In closing, I must question why it does not appear as though MVRCS is being held to the same standards, laws, regulations, expectations that govern our charter schools and schools in general. I thank you for your time and attention to these matters and look forward to your response to the same.


  1. Did the school REALLY spend almost $200,000.00 on travel and 'other' expenses (whatever THAT means)???? Where are they going and what are they doing there?
    What are fringe benefits? Can I get some?
    Recruitment and Advertising - 91,304?? Is it because of the high turnover rate? I checked out Malden, they don't have any recruitment expenses!

  2. If there fringe benefits are almost $1 million why is it that they don't have to detail what they are? I don't understand this at all unless it's like the perks that the big banks have given to all the CEO's. Unbelievable!!!!!!!

  3. Per the line item description it is for:
    "Employee unemployment, health, and life insurance premiums or payments, and worker's compensation or other benefits, paid by the school for the benefit of the employee."
    But the FY09 report filed with the DESE is not published yet. According to the schools annual report for fy09 the group insurance is apprx 779,000.00 and 'fringe benefits' (with no further description) is appx. 27,000.00.
    I'm not sure what it is but fringe benefits are not the same as incentives compensation (which is estimated at 540,184.00 for fy10). The difficult part is that the DESE only has FY07 and FY08 online so it is difficult to determine if the schools annual report aligns with the numbers the DESE has.

  4. The $27,000.00 could be the loan forgiveness for Dr. McCleary.

  5. No, the 40,000 had a 3 year forgiveness which isn't 27,000.00. Besides, that would go into 'Incentive Compensation', not fringe benefits.
    Also, saw a 'stipend' listed but not sure what or who that was for (could have been something else).

  6. Funny, they were going to charge Brenda Boute a few hundred dollars to produce the payroll records, and if you ask for a copy of the minutes, they charge for it.
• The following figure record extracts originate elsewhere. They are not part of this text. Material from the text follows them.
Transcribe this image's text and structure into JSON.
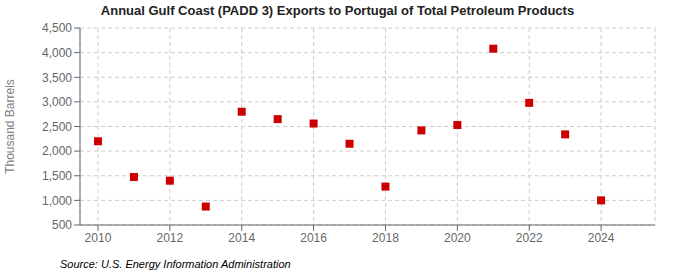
{
  "chart_data": {
    "type": "scatter",
    "title": "Annual Gulf Coast (PADD 3) Exports to Portugal of Total Petroleum Products",
    "ylabel": "Thousand Barrels",
    "annotations": [
      "Source: U.S. Energy Information Administration"
    ],
    "x": [
      2010,
      2011,
      2012,
      2013,
      2014,
      2015,
      2016,
      2017,
      2018,
      2019,
      2020,
      2021,
      2022,
      2023,
      2024
    ],
    "values": [
      2200,
      1475,
      1400,
      875,
      2800,
      2650,
      2560,
      2150,
      1280,
      2420,
      2530,
      4080,
      2980,
      2340,
      1000
    ],
    "color": "#cc0000",
    "marker": "square",
    "grid": true,
    "xlim": [
      2009.5,
      2025.5
    ],
    "xticks": [
      2010,
      2012,
      2014,
      2016,
      2018,
      2020,
      2022,
      2024
    ],
    "ylim": [
      500,
      4500
    ],
    "yticks": [
      500,
      {
        "value": 1000,
        "label": "1,000"
      },
      {
        "value": 1500,
        "label": "1,500"
      },
      {
        "value": 2000,
        "label": "2,000"
      },
      {
        "value": 2500,
        "label": "2,500"
      },
      {
        "value": 3000,
        "label": "3,000"
      },
      {
        "value": 3500,
        "label": "3,500"
      },
      {
        "value": 4000,
        "label": "4,000"
      },
      {
        "value": 4500,
        "label": "4,500"
      }
    ]
  }
}
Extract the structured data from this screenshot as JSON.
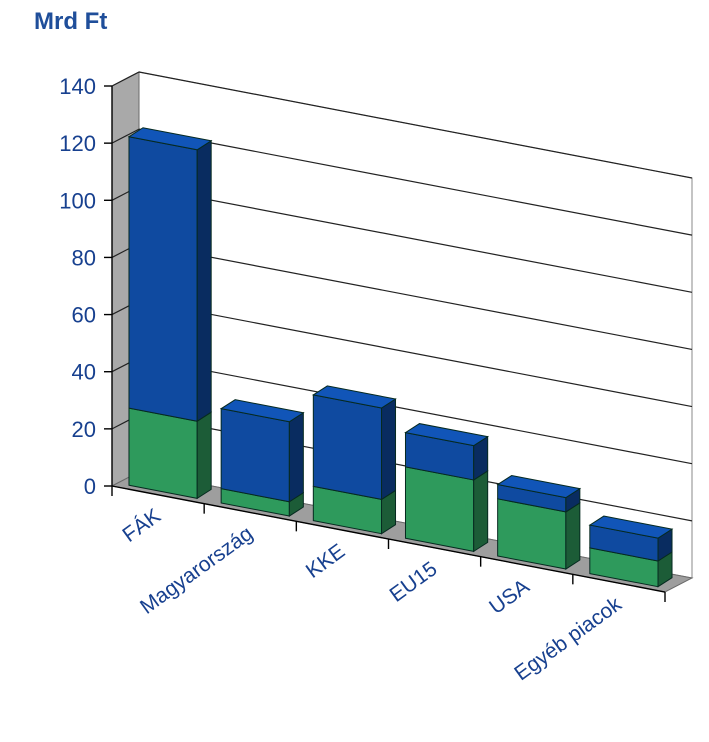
{
  "chart_data": {
    "type": "bar",
    "stacked": true,
    "three_d": true,
    "unit_label": "Mrd Ft",
    "categories": [
      "FÁK",
      "Magyarország",
      "KKE",
      "EU15",
      "USA",
      "Egyéb piacok"
    ],
    "series": [
      {
        "values": [
          27,
          5,
          12,
          25,
          20,
          9
        ],
        "color": "#2e9a5c"
      },
      {
        "values": [
          95,
          28,
          32,
          12,
          5,
          8
        ],
        "color": "#0f4aa0"
      }
    ],
    "yticks": [
      0,
      20,
      40,
      60,
      80,
      100,
      120,
      140
    ],
    "ylim": [
      0,
      140
    ],
    "grid": true,
    "legend": "none"
  }
}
YET, they have an expense of $149,244 for "Salaries for administrative support personnel who prepare, transcribe, systematize or preserve communications, records and transactions". Wonder who does that job?

  7. Wow, and then another $136,646.00 for "Salaries for administrative support personnel who prepare, transcribe, systematize or preserve communications, records and transactions' under Instructional services. (the first one was for 'other administration'....wonder what the difference is and what or who is costing so much!

  8. Pupil Services ----
    Contracted professional services and related costs, including stipends. $12,454.00

    Contracted professional services and related costs incurred by the school; $405,000.00

    Contracted professional services and related costs, including stipends. $269,082.00

    Contracted professional services and related costs, including stipends. $243,024.00

    Contracted professional services and related costs, including stipends, for extracurricular/club activities. $119,287.00

  9. Teachers might take issue with this one...$211,099.00 for Professional Development (and that isn't including the wonderful food at the Moose or the book/article group discussion that Dr. McCleary conducts).

  10. Love these financial records....really makes you wonder as it sounds like they have a staff of 300!

  11. Per the audit report it is only 12,222 or 13,333 within any one year(loan forgiveness for Dr. McCleary):

    Also, an incentive loan of $40,000.00 was provided to the Superintendent during fiscal year 2008. The loan has a three year term, with no stated interest rate and one third will be forgiven every year that the Superintendent remains at the School. The incentive load was recorded as a note receivable in the Statement of Net Assets at June 30, 2008 and will be amortized annually over three years. The school amortized $13,333 and $12,222 of the incentive loan to the Superintendent’s compensation during the year ended June 30, 2009 and 2008, repectively.